Connection ID (thread ID) values greater than 32 bits can occur on
some systems (such as 64-bit systems), causing these problems:
* Connection IDs written to the general query log and slow query log
were incorrect. This was true for logging to both files and tables.
* The CONNECTION_ID() function could return a value with a data type
too small for values larger than 32 bits.
* The mysql_thread_id() and mysql_kill() C API functions did not handle
ID values larger than 32 bits. This could result in killing the wrong
thread; for example, if you invoked mysql_kill(mysql_thread_id()).
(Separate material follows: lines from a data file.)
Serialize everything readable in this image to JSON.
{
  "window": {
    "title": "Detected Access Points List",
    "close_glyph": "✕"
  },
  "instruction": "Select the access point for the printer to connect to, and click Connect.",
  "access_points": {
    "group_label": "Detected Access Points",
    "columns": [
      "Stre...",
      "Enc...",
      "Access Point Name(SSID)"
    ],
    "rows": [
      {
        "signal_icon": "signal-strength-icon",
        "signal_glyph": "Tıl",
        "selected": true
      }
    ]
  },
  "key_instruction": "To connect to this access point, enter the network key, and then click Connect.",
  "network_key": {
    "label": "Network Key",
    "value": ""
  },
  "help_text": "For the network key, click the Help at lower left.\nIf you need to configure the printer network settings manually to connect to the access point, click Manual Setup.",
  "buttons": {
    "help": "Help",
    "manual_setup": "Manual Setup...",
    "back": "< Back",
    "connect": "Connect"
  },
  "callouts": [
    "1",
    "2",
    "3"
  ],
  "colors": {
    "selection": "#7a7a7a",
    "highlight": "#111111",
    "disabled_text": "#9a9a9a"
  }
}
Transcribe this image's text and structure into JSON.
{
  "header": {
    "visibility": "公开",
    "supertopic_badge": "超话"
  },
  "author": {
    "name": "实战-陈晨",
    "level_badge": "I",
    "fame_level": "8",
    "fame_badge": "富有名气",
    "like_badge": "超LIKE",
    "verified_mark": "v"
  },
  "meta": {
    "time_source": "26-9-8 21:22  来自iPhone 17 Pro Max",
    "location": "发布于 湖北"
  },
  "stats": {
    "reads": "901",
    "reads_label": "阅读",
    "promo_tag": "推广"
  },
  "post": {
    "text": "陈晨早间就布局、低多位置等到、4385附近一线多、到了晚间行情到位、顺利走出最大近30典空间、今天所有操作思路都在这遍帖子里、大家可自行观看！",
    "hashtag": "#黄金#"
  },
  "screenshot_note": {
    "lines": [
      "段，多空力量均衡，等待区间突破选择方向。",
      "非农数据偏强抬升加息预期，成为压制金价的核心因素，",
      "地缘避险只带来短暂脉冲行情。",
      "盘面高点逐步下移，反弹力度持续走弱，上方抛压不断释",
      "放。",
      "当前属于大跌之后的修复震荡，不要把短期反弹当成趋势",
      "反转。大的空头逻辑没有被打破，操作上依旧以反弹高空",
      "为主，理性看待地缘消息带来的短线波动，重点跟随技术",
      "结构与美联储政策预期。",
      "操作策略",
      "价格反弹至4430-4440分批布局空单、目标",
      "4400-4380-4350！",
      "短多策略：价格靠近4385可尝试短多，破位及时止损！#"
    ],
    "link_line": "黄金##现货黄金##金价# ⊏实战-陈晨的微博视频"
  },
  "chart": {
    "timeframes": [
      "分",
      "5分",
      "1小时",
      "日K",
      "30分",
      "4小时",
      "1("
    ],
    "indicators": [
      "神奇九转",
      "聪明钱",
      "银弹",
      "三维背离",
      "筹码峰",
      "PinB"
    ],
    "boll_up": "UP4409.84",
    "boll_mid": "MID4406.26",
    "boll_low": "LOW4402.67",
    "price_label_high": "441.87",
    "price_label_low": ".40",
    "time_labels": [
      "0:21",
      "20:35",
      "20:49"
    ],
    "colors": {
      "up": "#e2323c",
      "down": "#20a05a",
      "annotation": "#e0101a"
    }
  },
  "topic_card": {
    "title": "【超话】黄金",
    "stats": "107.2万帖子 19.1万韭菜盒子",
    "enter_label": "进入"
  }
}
Connection IDs now are permitted to be 64-bit values when possible,
which has these effects:
* Connection IDs are logged correctly to the general query log and slow
query log.
Note: This change involves a modification to the log tables, so after
upgrading to this release, you must run mysql_upgrade and restart the
server.
* CONNECTION_ID() returns a data type appropriate for values larger
than 32 bits.
* mysql_thread_id() is unchanged; the client/server protocal has only 4
bytes for the ID value. This function returns an incorrect
(truncated) value for connection IDs larger than 32 bits and should
be avoided.
* mysql_kill() still cannot handle values larger than 32 bits but to
guard against killing the wrong thread now returns an error in these
cases:
* If given an ID larger than 32 bits, mysql_kill() returns a
CR_INVALID_CONN_HANDLE error.
* After the server's internal thread ID counter reaches a value larger
than 32 bits, it returns an ER_DATA_OUT_OF_RANGE error for any
mysql_kill() invocation and mysql_kill() fails.
* To avoid problems with mysql_thread_id() and mysql_kill(), you should
not use them. To get the connection ID, execute a SELECT
CONNECTION_ID() query and retrieve the result. To kill a thread,
execute a KILL statement.
[4 Dec 2012 18:53]
Paul DuBois
Changes were backported to 5.6.9. Noted in 5.6.9 changelog.